The Environmental Protection Agency's National Pollutant Discharge Elimination System (NPDES) permit program regulates discharges. Sources of the discharge include discrete conveyances such as pipes or man-made ditches. Homes that are connected to a city drainage system, or septic system, or have no surface discharge do not need a permit. Conversely, industrial, municipal, and other facilities need to obtain permits if their discharges go directly to surface waters (U.S. Environmental Protection Agency).
The first Federal Water Pollution Control Act that addressed water pollution was enacted in 1948. The Act grew public awareness and concern for controlling water pollution and also led to amendments in 1972. In 1977, more broad amendments were enacted that:
- Established the basic structure for regulating pollutants and discharges into the waters of the United States.
- Gave EPA the authority to implement pollution control programs
- Maintained existing requirements to set water quality standards
- Made it unlawful for any person to discharge any into navigable waters, unless a permit was obtained under its provisions.
- Funded the construction of sewage treatment plants
- Recognized the need for planning to address the critical problems posed by non-point source pollution.
Subsequent amendments modified some of the earlier CWA provisions.

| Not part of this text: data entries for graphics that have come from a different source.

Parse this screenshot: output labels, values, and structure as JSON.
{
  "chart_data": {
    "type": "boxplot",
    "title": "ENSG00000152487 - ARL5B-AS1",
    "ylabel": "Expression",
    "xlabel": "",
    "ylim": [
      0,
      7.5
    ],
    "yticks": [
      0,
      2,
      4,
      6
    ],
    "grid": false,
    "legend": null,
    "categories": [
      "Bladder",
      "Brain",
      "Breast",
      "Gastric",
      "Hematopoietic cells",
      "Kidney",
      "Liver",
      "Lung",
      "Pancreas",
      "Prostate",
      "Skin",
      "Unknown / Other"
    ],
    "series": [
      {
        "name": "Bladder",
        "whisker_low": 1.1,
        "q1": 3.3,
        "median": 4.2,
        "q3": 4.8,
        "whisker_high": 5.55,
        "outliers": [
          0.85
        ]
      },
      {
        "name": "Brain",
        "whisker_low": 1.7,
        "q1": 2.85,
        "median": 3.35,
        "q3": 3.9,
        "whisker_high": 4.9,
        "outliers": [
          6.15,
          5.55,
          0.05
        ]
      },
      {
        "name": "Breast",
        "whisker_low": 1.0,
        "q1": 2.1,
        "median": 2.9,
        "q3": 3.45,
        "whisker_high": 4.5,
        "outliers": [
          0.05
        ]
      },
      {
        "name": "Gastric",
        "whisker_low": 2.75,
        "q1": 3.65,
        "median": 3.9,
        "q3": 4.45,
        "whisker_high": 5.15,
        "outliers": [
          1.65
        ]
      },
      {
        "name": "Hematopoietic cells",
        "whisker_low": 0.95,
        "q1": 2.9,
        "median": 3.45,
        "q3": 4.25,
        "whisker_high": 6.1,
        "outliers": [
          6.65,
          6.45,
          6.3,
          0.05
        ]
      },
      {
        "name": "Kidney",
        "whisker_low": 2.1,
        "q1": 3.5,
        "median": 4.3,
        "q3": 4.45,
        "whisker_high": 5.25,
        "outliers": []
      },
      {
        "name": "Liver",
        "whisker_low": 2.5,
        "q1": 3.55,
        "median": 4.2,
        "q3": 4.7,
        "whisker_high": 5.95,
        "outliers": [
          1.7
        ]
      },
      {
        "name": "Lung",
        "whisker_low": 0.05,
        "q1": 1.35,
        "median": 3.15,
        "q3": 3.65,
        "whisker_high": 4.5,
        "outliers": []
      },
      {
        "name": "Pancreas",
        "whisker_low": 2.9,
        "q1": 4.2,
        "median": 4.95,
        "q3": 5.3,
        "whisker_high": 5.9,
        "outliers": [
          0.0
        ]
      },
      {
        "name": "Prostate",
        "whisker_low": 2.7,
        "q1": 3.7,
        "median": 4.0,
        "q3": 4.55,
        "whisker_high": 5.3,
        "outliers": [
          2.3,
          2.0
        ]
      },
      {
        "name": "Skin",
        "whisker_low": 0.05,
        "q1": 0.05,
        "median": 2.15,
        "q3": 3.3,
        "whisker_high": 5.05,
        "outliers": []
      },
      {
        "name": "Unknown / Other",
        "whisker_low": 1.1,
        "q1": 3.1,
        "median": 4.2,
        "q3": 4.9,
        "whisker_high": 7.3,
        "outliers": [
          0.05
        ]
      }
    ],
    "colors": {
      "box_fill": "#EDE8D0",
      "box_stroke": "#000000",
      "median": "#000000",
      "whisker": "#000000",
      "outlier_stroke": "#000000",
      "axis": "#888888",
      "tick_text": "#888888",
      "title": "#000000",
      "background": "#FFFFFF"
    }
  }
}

In 1981 revisions were made to streamline the municipal construction grants process. This improved the capabilities of treatment plants, built under the program. Changes in 1987 systematically phased out the construction grants program, replacing it with the State Water Pollution Control Revolving Fund. It is more commonly known as the Clean Water State Revolving Fund. This new funding strategy closely monitored and regulated water quality needs by building on EPA-state partnerships.

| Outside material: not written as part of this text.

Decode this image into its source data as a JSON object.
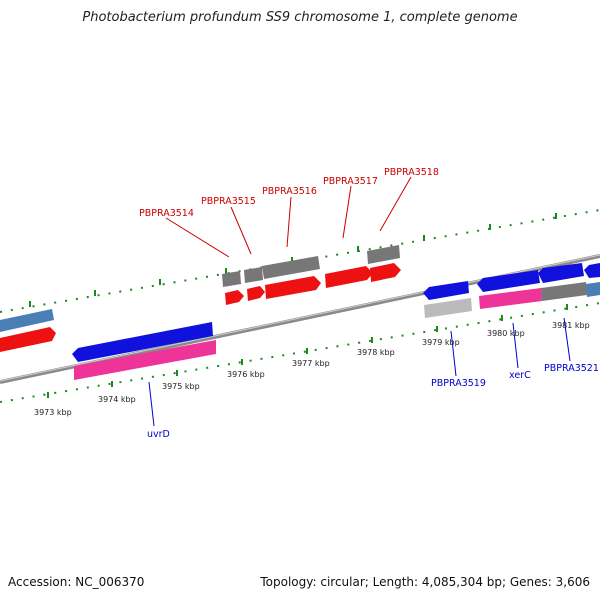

Throughout the years, several laws have changed sections of the Clean Water Act. Title 1 of the Great Lakes Critical Programs Act of 1990 enacted rules by which the United States and Canada agreed to reduce certain toxic pollutants in the Great Lakes. That law required EPA to establish water quality standards for the Great Lakes which address twenty-nine toxic pollutants with maximum levels that are safe for humans, wildlife, and aquatic life. It also required EPA to help the States implement the criteria on a specific schedule (U.S. Environmental Protection Agency).
How much does it cost to implement the CWA? Precise costs to manage non-point source pollution are not available, but in 1994 EPA estimated that spending by private sources, states, and cities under provisions of current law is between $750 million and $1.1 billion per year. According to a US Environmental Protection Agency report in 2004, approximately $202.5 billion per year are the costs for the CWA. The cost estimates are updated every four years by the agency. The survey is used as a gage to plan for the capital needed to meet the goals of the Clean Water Act. Data is collected for every publicly owned wastewater treatment facility, storm-water and Combined Sewer Overflows control facility, and non-point Source Pollution (NPS) controls. The final report is sent to Congress as a source of valuable information about budgetary needs and is also used measure environmental progress. According to the new data, by the year 2020, the United States will need to spend $21 billion per year to meet capital expenditures for wastewater treatment, compared with about $9.4 billion being spent annually now (U.S. Environmental Protection Agency).
In conclusion, waters in national parks and wildlife sanctuaries are receiving protection. The chemical state of surface waters has improved in a dramatic way. Many creeks have been restored all over the world. All these things are due to the 30 years that the CWA has been in progress. Because of the help received by the CWA, we have had clean water that has kept us healthy and has saved wildlife and also plant life.